Figure 4. FLYC1 induces stretch-activated currents.

(A) Left, representative trace of stretch-activated current recorded from FLYC1-expressing HEK-P1KO cells in the cell-attached patch clamp configuration at −80 mV membrane potential in response to −70 mmHg pipette pressure. Stimulus trace illustrated above the current trace. Right, quantification of maximal current response from cells transfected with mock (N = 7), mouse PIEZO1 (N = 5), or FLYC1 plasmid (N = 10). p=0.0251 (mock vs. PIEZO1); p=0.0070 (mock vs. FLYC1); Dunn’s multiple comparison test. (B) Left, currents in response to graded negative pressure steps from 50 to 90 mmHg (Δ5 mmHg) at −60 mV membrane potential. Right, average pressure–response curve normalized to peak current across cells (pressure–response curve for absolute peak values is plotted in Figure 4—figure supplement 2). A fit with Boltzmann equation revealed P₅₀ value of 77 mmHg (N = 9). (C) Left, representative single-channel traces in response to stretch at the indicated membrane potential. Right, average I–V relationship of stretch-activated single-channel currents from FLYC1-transfected cells (N = 6). (D) Left, representative stretch-activated single-channel currents recorded from excised inside-out patch configuration in asymmetrical or symmetrical NaCl solution at the indicated membrane potential. Right, average I–V of stretch-activated single-channel currents in asymmetrical NaCl solution (N = 7, red/black circles) or symmetrical NaCl solution (N = 8, black cirlces). Data for both conditions were collected from separate patches/cells. Scatter plots in B–D are mean ± s.e.m.

Figure 4—figure supplement 1. DmFLYC2 and DmOSCA functionality.

Macroscopic stretch-activated currents recorded from HEKP1-KO cells transfected with Mock (N=7), MmPiezo1 (N=5), AtMSL10 (N=9), DmFLYC1 (N=10), DmFLCY2 (N=10), AtOSCA1.5 (N=4), and DmOSCA (N=12) plasmids. Empty vector, MmPiezo1, and DmFLYC1 data is the same as Figure 4A.

Figure 4—figure supplement 2. Half-maximal pressure response and chloride permeability in DmFLYC1.

(A) Average pressure response curve across different cells (N=9). Same data as Figure 4B but the peak current is not normalized to maximal response. (B) Average I–V (N=5) of DmFLYC1 stretch-activated currents recorded in cell attached patch clamp configuration. Scatter plots are mean ± s.e.m .

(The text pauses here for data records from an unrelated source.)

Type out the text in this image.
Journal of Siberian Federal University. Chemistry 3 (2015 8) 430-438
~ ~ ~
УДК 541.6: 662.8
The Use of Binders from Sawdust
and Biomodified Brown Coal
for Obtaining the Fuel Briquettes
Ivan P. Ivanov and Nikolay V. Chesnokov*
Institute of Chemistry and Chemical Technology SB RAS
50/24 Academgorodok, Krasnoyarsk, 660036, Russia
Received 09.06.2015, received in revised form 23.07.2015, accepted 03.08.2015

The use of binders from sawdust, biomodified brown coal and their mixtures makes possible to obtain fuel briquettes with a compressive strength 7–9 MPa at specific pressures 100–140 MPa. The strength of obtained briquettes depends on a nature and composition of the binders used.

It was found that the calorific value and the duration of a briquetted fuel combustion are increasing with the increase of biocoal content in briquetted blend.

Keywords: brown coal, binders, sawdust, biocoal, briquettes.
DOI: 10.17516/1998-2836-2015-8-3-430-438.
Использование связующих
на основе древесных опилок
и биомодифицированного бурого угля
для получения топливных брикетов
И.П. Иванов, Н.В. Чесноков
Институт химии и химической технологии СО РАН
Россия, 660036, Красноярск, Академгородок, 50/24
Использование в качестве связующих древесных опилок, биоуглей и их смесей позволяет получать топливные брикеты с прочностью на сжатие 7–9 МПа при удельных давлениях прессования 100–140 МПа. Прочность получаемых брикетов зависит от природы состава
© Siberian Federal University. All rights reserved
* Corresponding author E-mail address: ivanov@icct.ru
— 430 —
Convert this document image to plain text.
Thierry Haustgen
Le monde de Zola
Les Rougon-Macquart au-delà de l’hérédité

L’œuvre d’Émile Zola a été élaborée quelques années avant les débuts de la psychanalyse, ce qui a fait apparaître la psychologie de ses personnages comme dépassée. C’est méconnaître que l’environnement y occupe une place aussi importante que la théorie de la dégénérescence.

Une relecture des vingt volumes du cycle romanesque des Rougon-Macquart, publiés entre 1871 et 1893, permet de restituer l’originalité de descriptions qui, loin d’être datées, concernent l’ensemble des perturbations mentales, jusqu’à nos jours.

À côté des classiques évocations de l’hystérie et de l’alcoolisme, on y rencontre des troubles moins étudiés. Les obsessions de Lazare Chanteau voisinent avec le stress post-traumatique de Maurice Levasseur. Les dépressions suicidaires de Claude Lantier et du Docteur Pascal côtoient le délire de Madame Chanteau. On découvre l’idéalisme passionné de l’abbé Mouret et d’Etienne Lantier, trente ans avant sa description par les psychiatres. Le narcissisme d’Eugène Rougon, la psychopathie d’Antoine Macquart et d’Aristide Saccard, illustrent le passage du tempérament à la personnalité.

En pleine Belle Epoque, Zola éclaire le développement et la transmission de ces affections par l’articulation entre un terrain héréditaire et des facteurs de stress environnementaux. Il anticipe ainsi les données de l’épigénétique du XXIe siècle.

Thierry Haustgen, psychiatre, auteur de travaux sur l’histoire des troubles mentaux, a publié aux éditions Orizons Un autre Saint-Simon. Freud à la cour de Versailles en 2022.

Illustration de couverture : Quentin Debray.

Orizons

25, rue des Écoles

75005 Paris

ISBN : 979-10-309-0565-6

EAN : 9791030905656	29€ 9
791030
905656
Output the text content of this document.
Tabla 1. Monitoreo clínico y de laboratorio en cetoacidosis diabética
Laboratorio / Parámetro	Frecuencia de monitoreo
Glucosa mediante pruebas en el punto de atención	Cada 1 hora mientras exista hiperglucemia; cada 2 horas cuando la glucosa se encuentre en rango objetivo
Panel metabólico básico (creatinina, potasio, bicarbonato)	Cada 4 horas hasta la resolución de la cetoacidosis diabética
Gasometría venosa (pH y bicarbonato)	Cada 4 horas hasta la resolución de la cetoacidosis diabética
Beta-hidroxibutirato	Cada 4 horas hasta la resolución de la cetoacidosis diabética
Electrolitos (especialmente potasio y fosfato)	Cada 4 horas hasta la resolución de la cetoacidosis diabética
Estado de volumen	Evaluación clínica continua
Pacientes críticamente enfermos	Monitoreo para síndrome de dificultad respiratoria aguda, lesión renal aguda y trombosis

Figure 4—figure supplement 3. The sequence of a putative pore-forming helix in FLYC1 is compatible with MscS-like channel structure.

(A) Sequence alignment of the putative pore helix of Venus flytrap FLYC1 and Drosera DcFLYC1.1 and DcFLYC1.2 proteins with MSL10 and MscS. Nonpolar, polar, and ionizable residues are orange, light blue, and dark blue, respectively. A glycine predicted to localize at a central bend in the helix is shaded green. (B) Modeled heptameric organization. The sequence of Venus flytrap FLYC1 was threaded on the inner helix of heptameric MscS in a closed conformation (PDB 2OAU), and minimized using the Rosetta energy function while imposing C₇ symmetry. Subunits are shown in different colors. Basic residues K558 and K579 are green and purple sticks, respectively. Predicted intersubunit hydrogen bonds between serines S564 and S565 (light blue sticks) of pore segments are shown with red dashes, while a ring of phenylalanines (F572; orange spheres) constrict the pore. Helices TM6a, forming the central pore, and amphipathic helix TM6b are indicated for one pore segment. (C) A cross-section through the protein surface colored by electrostatic potential, showing an uncharged (white) pore, with positive charge (blue) above and below the pore. (D) Average I–V of stretch-activated single-channel currents from FLYC1 (N=7) and FLYC1(K579E) (N=4) in asymmetrical NaCl solution. FLYC1 data is the same as Figure 4D. Scatter plots are mean ± s.e.m.